For the first time this year, MLS is using away goals as the first tiebreaker in their playoff home and home matchups. Before we get to the pros and (mostly) cons of this rule, here’s a guide to the 2nd legs of the conference semifinals, taking away goals into effect:
Cells with white bars above and below represent aggregate ties, and are the scenarios in which the rule matters. In previous MLS home-and-home matchups, the 2nd leg would have gone to extra time, but now you only get OT if the two legs’ scorelines are palindromic. It is important to note that away goals will only count in regulation, so on rare instances where a matchup reaches overtime, the home side will get a glimmer of an edge. But if they can’t take advantage in 30 minutes, the edge evaporates, as studies have shown that penalty kick shootouts are home field neutral.
In this year’s matchups, this means that Los Angeles & Seattle will be incentivized to clamp down the match and keep it low scoring, so that even an aggregate tie would land in their favor, or at least give them 30 minutes of home overtime. Same for New England, but all they have to do is hold Columbus to a couple of goals or less. The other top seed, D.C. United, has the trickiest path, as they need two goals, but if New York scores once, that number doubles.
Which brings us to the major problem with this setup. Home-and-home is designed to negate home field advantage with 90 minutes played in both settings, and the only way for there to be an advantage for the higher seed is for them to get an extra 30 minutes of home field in that second leg. An away goals tiebreaker makes that outcome even less likely than it was before. I’m not the only one who sees the issue this way, and you can read Brian Straus’ smart critique upon the rule’s introduction here.
The issue goes beyond the basic logic of the setup, though. A study performed by the University of Munich’s Department of Statistics concluded in 2010 that
It is shown that the observed differences in frequencies of winning between teams first playing away and those which are first playing at home can be completely explained by their performances on the group stage and – more importantly – by the teams’ general strength.
That’s what you want in a champions league competition where seeding is far from straightforward or trustworthy, but in a season-culminating playoff system? If MLS wants the MLS Cup to feel like the legitimate ultimate trophy for each season, they need a playoff system in which regular season excellence is rewarded, not neutered.
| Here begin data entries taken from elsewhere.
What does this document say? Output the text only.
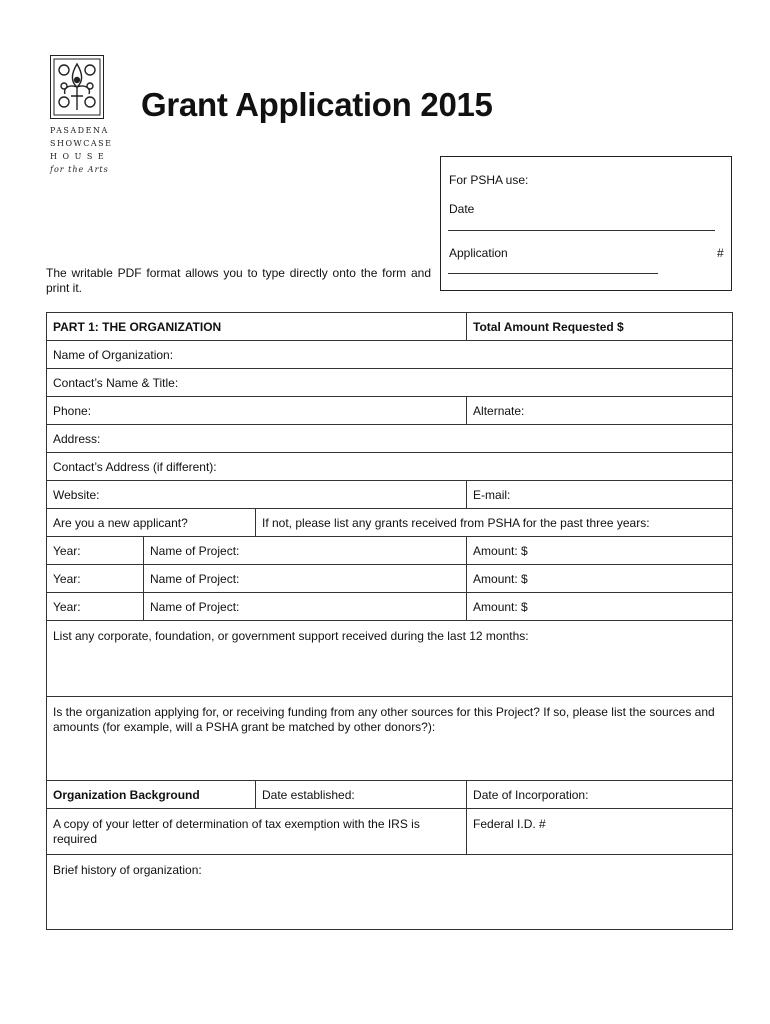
PASADENA
SHOWCASE
H O U S E
for the Arts
Grant Application 2015
For PSHA use:
Date
Application	#
The writable PDF format allows you to type directly onto the form and print it.
PART 1: THE ORGANIZATION			Total Amount Requested $
Name of Organization:			
Contact’s Name & Title:			
Phone:			Alternate:
Address:			
Contact’s Address (if different):			
Website:			E-mail:
Are you a new applicant?		If not, please list any grants received from PSHA for the past three years:	
Year:	Name of Project:		Amount: $
Year:	Name of Project:		Amount: $
Year:	Name of Project:		Amount: $
List any corporate, foundation, or government support received during the last 12 months:			
Is the organization applying for, or receiving funding from any other sources for this Project? If so, please list the sources and amounts (for example, will a PSHA grant be matched by other donors?):			
Organization Background		Date established:	Date of Incorporation:
A copy of your letter of determination of tax exemption with the IRS is required			Federal I.D. #
Brief history of organization:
They had that, though it was cumbersome, before 2003 in their best of three format, but they’ve been adrift ever since in home and home murkiness, and away goals is taking them even further from shore.
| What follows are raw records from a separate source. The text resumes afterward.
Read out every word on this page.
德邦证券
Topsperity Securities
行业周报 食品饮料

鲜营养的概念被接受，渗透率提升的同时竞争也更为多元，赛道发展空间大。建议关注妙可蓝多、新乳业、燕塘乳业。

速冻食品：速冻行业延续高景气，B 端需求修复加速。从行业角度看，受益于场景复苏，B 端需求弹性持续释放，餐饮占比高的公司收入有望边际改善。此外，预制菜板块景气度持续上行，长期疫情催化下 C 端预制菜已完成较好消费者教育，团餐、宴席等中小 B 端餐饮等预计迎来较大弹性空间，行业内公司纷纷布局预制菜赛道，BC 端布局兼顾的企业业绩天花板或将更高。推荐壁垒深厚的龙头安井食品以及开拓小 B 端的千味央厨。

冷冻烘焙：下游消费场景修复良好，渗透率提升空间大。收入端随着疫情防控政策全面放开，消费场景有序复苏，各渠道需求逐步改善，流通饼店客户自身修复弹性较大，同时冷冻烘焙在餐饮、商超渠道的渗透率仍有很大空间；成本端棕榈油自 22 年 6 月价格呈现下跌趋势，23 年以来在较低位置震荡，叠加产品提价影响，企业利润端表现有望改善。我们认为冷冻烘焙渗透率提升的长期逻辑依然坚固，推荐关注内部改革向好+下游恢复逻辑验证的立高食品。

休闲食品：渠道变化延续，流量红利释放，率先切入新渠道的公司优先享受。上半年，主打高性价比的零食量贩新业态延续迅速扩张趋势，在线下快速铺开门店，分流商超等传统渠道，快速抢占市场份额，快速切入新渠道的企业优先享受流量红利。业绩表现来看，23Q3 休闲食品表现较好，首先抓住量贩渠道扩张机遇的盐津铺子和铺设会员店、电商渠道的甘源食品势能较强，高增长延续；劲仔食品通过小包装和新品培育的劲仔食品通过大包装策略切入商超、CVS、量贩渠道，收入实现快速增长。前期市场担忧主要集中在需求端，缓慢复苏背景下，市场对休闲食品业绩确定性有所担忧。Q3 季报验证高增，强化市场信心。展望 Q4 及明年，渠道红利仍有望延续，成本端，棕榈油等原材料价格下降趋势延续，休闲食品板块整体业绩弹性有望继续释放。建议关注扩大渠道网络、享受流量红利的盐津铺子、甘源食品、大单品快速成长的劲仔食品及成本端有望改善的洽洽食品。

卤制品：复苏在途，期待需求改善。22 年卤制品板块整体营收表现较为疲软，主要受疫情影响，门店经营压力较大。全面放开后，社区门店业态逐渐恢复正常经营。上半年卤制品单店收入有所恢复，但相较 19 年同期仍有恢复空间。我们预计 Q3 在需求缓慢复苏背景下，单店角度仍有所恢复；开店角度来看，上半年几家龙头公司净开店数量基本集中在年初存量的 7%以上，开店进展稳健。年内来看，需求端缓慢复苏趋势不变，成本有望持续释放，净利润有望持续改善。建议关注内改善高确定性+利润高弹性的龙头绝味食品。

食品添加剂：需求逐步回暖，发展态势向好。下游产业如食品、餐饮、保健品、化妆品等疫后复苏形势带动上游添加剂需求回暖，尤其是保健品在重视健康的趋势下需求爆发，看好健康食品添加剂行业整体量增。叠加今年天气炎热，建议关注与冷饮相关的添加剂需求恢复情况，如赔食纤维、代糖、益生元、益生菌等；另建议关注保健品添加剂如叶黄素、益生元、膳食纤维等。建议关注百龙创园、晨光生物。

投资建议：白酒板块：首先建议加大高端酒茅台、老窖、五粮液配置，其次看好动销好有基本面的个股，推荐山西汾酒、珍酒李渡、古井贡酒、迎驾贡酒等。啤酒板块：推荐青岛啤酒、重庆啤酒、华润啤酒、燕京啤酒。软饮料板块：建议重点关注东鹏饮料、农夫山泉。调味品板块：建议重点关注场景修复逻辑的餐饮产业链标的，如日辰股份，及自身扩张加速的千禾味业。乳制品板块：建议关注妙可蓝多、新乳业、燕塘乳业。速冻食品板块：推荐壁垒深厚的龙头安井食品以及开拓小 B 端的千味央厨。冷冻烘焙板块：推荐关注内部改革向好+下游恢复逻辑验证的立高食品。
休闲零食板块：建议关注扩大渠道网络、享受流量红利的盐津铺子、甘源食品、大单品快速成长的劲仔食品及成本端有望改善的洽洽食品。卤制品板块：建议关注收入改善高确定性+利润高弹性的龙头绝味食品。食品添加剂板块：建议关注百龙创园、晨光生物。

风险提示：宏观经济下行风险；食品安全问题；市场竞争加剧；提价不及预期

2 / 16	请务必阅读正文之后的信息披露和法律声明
Champions of away goals in MLS, such as MLS’ Technical Director of Competition Jeff Agoos, point to various rationales like the rule promoting attacking play, drama, or being an “authentic” Europe-bred standard. Some very smart people in Europe have problems with it, though, and I have yet to see proof of any off these defenses of away goals.
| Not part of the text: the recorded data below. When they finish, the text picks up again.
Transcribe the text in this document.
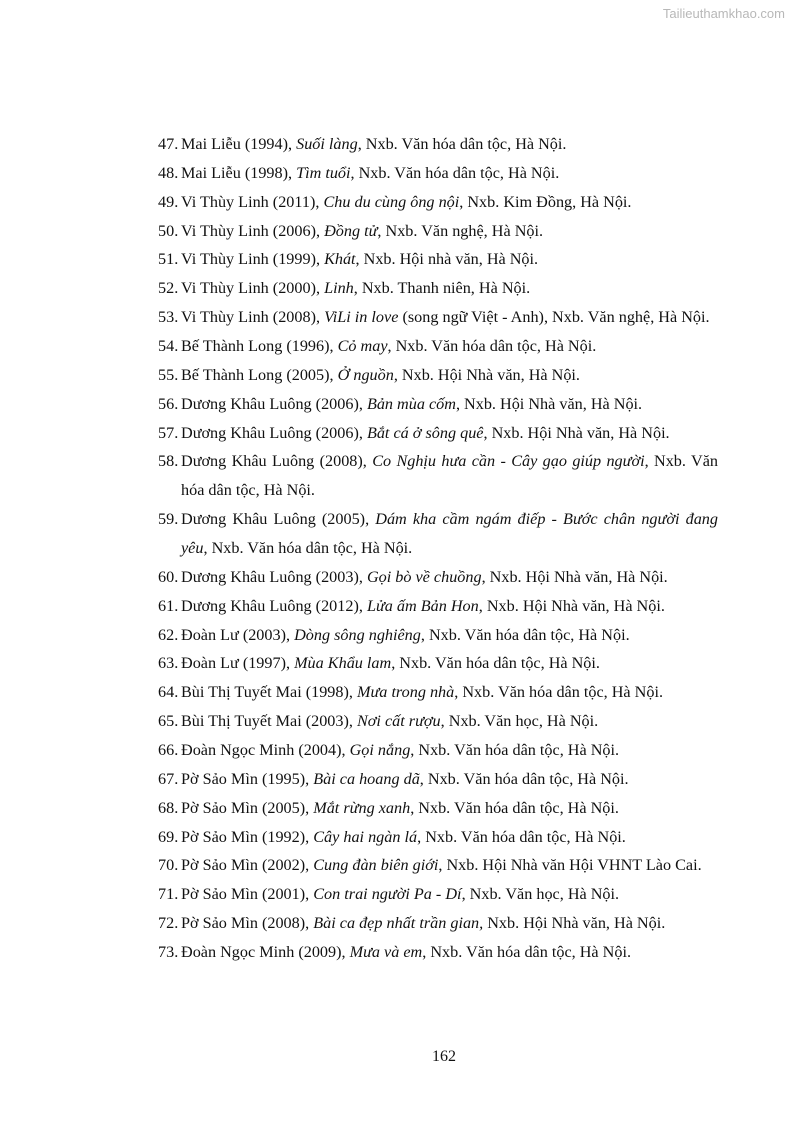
Tailieuthamkhao.com
47. Mai Liễu (1994), Suối làng, Nxb. Văn hóa dân tộc, Hà Nội.
48. Mai Liễu (1998), Tìm tuổi, Nxb. Văn hóa dân tộc, Hà Nội.
49. Vi Thùy Linh (2011), Chu du cùng ông nội, Nxb. Kim Đồng, Hà Nội.
50. Vi Thùy Linh (2006), Đồng tử, Nxb. Văn nghệ, Hà Nội.
51. Vi Thùy Linh (1999), Khát, Nxb. Hội nhà văn, Hà Nội.
52. Vi Thùy Linh (2000), Linh, Nxb. Thanh niên, Hà Nội.
53. Vi Thùy Linh (2008), ViLi in love (song ngữ Việt - Anh), Nxb. Văn nghệ, Hà Nội.
54. Bế Thành Long (1996), Cỏ may, Nxb. Văn hóa dân tộc, Hà Nội.
55. Bế Thành Long (2005), Ở nguồn, Nxb. Hội Nhà văn, Hà Nội.
56. Dương Khâu Luông (2006), Bản mùa cốm, Nxb. Hội Nhà văn, Hà Nội.
57. Dương Khâu Luông (2006), Bắt cá ở sông quê, Nxb. Hội Nhà văn, Hà Nội.
58. Dương Khâu Luông (2008), Co Nghịu hưa cần - Cây gạo giúp người, Nxb. Văn hóa dân tộc, Hà Nội.
59. Dương Khâu Luông (2005), Dám kha cầm ngám điếp - Bước chân người đang yêu, Nxb. Văn hóa dân tộc, Hà Nội.
60. Dương Khâu Luông (2003), Gọi bò về chuồng, Nxb. Hội Nhà văn, Hà Nội.
61. Dương Khâu Luông (2012), Lửa ấm Bản Hon, Nxb. Hội Nhà văn, Hà Nội.
62. Đoàn Lư (2003), Dòng sông nghiêng, Nxb. Văn hóa dân tộc, Hà Nội.
63. Đoàn Lư (1997), Mùa Khẩu lam, Nxb. Văn hóa dân tộc, Hà Nội.
64. Bùi Thị Tuyết Mai (1998), Mưa trong nhà, Nxb. Văn hóa dân tộc, Hà Nội.
65. Bùi Thị Tuyết Mai (2003), Nơi cất rượu, Nxb. Văn học, Hà Nội.
66. Đoàn Ngọc Minh (2004), Gọi nắng, Nxb. Văn hóa dân tộc, Hà Nội.
67. Pờ Sảo Mìn (1995), Bài ca hoang dã, Nxb. Văn hóa dân tộc, Hà Nội.
68. Pờ Sảo Mìn (2005), Mắt rừng xanh, Nxb. Văn hóa dân tộc, Hà Nội.
69. Pờ Sảo Mìn (1992), Cây hai ngàn lá, Nxb. Văn hóa dân tộc, Hà Nội.
70. Pờ Sảo Mìn (2002), Cung đàn biên giới, Nxb. Hội Nhà văn Hội VHNT Lào Cai.
71. Pờ Sảo Mìn (2001), Con trai người Pa - Dí, Nxb. Văn học, Hà Nội.
72. Pờ Sảo Mìn (2008), Bài ca đẹp nhất trần gian, Nxb. Hội Nhà văn, Hà Nội.
73. Đoàn Ngọc Minh (2009), Mưa và em, Nxb. Văn hóa dân tộc, Hà Nội.
162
Thankfully, MLS only have to peer south of the border for a clear, simple upgrade. Mexico’s Liga MX has playoffs in which the home-and-home tiebreaker is regular season record. Underdogs have to win outright, which makes far more sense. As things stand in MLS, there is effectively no difference between the 2nd and 3rd seeds in each conference, who meet each other to start their playoff runs, and the only advantage footer the top seeds is the hope that their opponent is wounded from their play-in wild card match. Shouldn’t 34 matches carry much more weight than that?